Figure S3 FFPE sections of 8‐week D1113H mouse brains stained with double label ISH for interferon stimulated genes (red; A–D = ISG‐15, B,C = CXCL10) and cell lineage markers (blue). Double label staining confirms the morphological interpretation that neurons express abundant ISG‐15 (A) while oligodendroglia and astrocytes and endothelial cells express little of these gene product. Double label staining for CXCL10 confirms the morphological interpretation that neurons, oligodendroglia, astrocytes, and endothelial cells express little of this gene product (D–H). Double staining for CXCL10 and AIF1 shows frequent colocalization in microglial nodules (I–K) while choroid plexus contains macrophage elements double labeled for both CXCL10 and AIF1 (L). Bar = 50 microns.

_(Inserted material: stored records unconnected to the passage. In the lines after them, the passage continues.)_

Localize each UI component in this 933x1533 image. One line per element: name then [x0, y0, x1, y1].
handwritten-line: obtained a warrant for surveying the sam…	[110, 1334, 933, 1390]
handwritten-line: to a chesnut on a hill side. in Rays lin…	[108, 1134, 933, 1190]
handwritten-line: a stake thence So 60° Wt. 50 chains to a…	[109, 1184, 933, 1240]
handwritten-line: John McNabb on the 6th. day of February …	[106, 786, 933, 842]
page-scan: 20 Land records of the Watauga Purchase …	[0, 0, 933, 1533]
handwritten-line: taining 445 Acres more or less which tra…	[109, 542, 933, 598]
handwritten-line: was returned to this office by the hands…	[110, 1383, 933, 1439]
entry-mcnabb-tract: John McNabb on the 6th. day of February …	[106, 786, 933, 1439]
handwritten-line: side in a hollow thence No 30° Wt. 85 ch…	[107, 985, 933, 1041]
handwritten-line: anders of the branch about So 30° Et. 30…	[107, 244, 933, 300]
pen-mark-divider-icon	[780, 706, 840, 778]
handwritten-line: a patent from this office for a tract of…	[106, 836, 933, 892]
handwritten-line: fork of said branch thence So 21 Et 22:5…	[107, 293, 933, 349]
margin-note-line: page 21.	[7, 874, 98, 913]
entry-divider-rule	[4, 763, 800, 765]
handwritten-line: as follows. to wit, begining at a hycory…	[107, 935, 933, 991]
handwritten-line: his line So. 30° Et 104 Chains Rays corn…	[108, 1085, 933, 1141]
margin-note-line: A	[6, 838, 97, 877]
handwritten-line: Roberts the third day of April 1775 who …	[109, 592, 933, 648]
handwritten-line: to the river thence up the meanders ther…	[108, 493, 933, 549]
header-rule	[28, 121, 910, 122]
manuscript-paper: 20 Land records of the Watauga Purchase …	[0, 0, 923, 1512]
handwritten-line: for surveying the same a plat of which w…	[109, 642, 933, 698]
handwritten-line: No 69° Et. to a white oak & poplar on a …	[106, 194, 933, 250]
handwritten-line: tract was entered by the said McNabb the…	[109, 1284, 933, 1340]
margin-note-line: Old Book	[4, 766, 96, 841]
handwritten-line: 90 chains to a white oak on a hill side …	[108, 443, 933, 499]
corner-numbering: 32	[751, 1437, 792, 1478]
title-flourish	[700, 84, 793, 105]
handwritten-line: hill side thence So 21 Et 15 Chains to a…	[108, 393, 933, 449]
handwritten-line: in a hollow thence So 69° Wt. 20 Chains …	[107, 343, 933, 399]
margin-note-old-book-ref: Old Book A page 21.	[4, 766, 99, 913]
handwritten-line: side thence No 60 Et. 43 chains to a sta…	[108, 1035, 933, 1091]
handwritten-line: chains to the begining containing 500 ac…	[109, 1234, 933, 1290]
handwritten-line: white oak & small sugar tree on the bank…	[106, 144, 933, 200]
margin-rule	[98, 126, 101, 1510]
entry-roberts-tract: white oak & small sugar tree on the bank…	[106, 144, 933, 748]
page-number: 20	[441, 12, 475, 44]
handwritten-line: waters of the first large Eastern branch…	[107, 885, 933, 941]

Figure S4 FFPE sections of 13‐month WT mouse brains were hybridized for ISG‐15 (A–C) and CXCL10 (D–F). While no significant expression of ISGs was detected in 8‐week‐old WT mice brains, at 13 months regions positive in mutant mouse brains have begun to show hybridization in pia, choroid plexus, ependyma, and multifocal nodules, though at a much‐attenuated level. Bar = 100 microns.
Table S1 Summary of ISH findings for three cytokines in systemic organs and brain
Table S2 ISH probes
Data Availability Statement
Data sharing is not applicable to this article as no new data were created or analyzed in this study.